I also did not fully anticipate how much the transformation to a fiscal sponsorship platform would ask of us, and how much our team would rise to meet it. Serving eleven partner initiatives takes real infrastructure, expertise, and attention, and I am genuinely proud of what our small but mighty team has built. What I know now is that this model works, and that investing further in our capacity will only multiply what's already possible.
What has held us together is the same thing I wrote about two and a half years ago: the belief that communities already possess the power to create lasting change. Our job is to remove the barriers that stand between that power and its full expression. That belief has not wavered. If anything, this moment has sharpened it.
Where We Are Headed
We are actively building toward what comes next. That means growing our fiscal sponsorship platform thoughtfully and sustainably, investing in the infrastructure that allows our partner initiatives to do their best work, and continuing to develop PATCH and ECCHO as models for what community-driven change can look like.
We are also thinking beyond our own platform. As interest in fiscal sponsorship grows across the nonprofit sector, we feel a responsibility to help raise the bar for how this work gets done. Fiscal sponsorship done well is a powerful vehicle for community-driven change. Fiscal sponsorship done carelessly can cause real harm to the partners who depend on it.
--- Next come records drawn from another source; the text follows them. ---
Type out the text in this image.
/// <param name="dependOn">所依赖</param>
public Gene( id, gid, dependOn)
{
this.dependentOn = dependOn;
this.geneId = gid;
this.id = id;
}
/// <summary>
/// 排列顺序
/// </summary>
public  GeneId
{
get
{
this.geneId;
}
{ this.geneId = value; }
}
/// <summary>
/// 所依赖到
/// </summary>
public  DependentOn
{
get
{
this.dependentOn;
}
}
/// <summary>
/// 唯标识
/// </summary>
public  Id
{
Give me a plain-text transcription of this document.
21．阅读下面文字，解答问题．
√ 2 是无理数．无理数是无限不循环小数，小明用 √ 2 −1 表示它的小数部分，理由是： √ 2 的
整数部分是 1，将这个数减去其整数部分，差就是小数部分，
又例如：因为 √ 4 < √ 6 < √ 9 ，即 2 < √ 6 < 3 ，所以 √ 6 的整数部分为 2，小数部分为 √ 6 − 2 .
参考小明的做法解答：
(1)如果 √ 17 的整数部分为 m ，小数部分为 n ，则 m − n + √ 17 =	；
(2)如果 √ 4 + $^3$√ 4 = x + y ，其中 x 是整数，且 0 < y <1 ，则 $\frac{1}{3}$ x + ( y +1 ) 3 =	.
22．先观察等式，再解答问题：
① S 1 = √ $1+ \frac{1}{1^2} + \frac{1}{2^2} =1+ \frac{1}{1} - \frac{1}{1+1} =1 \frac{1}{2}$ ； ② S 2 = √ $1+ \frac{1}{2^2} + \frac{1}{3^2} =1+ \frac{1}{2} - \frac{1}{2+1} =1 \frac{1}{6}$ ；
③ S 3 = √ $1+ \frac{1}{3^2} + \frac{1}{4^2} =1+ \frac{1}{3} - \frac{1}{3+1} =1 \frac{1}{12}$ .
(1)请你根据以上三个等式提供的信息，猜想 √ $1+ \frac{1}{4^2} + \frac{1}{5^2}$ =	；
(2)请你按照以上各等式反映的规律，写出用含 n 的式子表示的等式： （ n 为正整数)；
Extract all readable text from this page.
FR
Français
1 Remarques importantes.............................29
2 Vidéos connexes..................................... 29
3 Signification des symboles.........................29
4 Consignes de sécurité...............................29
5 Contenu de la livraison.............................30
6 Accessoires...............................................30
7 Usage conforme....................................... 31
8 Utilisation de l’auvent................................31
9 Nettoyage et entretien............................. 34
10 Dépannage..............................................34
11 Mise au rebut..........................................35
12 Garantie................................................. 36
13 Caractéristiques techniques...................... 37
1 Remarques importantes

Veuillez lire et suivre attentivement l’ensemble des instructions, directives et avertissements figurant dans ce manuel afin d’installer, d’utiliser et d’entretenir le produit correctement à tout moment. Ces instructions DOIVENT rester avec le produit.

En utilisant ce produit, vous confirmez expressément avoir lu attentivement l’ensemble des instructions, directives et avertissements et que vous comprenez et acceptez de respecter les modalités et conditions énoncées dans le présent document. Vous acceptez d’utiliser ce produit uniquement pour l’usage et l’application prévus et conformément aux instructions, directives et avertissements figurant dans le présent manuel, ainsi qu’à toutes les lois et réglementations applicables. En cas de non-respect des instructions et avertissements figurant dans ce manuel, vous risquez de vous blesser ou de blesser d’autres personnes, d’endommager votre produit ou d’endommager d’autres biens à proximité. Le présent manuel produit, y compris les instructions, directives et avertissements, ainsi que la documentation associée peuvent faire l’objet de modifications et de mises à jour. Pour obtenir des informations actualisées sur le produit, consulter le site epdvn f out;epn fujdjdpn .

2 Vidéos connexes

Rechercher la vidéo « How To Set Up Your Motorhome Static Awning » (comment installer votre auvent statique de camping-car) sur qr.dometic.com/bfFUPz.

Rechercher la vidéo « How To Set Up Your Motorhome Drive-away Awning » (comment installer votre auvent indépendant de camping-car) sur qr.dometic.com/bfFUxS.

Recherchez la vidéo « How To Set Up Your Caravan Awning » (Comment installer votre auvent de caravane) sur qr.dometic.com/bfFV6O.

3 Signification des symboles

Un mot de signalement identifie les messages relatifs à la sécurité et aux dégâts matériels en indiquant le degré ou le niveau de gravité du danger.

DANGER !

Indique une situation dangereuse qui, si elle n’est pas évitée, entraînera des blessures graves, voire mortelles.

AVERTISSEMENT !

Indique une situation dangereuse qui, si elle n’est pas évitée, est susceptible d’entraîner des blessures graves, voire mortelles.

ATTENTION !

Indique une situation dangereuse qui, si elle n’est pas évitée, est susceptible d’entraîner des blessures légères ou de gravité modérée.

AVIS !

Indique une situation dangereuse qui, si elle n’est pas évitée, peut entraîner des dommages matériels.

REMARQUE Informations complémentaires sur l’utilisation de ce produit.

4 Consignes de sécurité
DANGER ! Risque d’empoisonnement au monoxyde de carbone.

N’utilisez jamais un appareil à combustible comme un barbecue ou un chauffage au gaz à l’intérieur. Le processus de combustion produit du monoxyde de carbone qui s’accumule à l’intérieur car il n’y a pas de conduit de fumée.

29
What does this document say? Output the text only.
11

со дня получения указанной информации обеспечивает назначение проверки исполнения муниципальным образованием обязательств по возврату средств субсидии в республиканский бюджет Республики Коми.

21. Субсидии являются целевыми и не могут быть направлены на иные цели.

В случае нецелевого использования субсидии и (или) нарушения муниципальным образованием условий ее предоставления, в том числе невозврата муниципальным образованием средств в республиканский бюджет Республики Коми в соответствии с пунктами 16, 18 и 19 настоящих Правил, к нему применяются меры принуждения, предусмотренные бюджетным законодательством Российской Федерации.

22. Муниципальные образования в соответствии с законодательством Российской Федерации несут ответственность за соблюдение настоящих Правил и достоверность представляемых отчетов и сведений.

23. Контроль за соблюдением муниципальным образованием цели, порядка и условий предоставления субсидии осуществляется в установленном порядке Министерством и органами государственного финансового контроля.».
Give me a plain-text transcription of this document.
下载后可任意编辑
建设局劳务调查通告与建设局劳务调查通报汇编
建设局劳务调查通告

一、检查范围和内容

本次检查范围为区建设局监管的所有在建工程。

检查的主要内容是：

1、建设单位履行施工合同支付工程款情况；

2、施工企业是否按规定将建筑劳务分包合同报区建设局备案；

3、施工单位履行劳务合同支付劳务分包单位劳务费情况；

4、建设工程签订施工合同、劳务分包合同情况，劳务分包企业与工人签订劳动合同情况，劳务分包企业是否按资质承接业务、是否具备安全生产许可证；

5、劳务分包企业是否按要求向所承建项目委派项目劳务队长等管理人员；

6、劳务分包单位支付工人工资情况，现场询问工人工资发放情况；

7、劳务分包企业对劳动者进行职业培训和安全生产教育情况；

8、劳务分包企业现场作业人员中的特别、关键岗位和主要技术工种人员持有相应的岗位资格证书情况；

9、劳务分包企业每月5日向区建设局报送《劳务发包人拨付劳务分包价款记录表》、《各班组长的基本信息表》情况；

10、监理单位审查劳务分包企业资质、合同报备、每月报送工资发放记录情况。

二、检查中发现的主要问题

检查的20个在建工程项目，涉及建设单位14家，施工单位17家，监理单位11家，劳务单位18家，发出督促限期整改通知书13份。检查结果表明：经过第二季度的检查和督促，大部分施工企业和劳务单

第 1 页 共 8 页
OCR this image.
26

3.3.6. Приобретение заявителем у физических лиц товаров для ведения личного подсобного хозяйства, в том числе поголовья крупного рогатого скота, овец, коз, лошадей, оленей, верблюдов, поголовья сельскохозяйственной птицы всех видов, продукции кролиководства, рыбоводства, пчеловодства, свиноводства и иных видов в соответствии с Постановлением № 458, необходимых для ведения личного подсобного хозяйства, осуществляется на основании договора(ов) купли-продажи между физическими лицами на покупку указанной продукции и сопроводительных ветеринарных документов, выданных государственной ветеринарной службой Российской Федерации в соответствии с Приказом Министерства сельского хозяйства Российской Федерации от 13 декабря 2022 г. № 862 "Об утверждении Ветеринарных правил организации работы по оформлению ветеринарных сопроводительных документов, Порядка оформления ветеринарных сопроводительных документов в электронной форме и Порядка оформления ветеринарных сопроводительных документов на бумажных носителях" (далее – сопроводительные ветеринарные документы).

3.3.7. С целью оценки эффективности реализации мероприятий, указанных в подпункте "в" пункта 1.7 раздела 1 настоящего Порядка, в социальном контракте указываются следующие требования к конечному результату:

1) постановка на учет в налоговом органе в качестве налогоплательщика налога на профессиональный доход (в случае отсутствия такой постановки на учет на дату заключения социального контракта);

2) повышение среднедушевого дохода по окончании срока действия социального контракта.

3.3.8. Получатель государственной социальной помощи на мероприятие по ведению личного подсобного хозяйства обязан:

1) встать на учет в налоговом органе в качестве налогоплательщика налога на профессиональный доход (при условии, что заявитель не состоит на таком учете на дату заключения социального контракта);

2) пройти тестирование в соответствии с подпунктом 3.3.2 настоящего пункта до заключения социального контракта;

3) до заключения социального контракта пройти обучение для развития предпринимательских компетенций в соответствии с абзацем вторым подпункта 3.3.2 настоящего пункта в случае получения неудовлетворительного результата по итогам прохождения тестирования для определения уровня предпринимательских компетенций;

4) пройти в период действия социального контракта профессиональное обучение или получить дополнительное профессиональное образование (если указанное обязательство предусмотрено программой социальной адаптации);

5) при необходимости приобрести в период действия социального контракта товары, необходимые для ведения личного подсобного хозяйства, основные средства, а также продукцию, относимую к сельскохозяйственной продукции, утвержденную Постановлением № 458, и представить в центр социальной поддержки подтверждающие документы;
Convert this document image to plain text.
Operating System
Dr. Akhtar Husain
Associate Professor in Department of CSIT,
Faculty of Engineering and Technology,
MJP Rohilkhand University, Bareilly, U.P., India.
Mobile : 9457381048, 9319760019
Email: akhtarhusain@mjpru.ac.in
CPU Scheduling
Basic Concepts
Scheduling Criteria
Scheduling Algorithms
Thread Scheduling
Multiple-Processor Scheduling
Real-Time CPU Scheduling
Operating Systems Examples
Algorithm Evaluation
We have spent the last two and half years building and refining this model, and we want to be a resource for others who are stepping into this space. If you are exploring fiscal sponsorship, or deepening your own practice, we hope you will take a few minutes to read our latest thinking: Fiscal Sponsorship Is Growing. Let's Make Sure We Grow It Right.
It also means being clear-eyed about the climate we're operating in. Small nonprofits doing equity-focused work are being asked to do more with less, in a moment that is actively hostile to the communities we serve. We are navigating that reality and doing so from a position of strength. But strength has to be sustained, and that is where your support comes in.
How You Can Help
If you believe, as I do, that communities across Wisconsin deserve a fair and just opportunity to be healthy, to participate civilly, and to shape the systems that affect their lives, then I hope you'll consider investing in the infrastructure that makes that possible.
A donation to Embolden WI is a donation to every initiative in our network. It is a donation to the mothers, young people, advocates, and community leaders who are doing the hard, necessary work of building a more equitable Wisconsin. It is an investment in the home we are building together.
We are still here. We are still building. And we are grateful, every day, for the people who believe this work matters.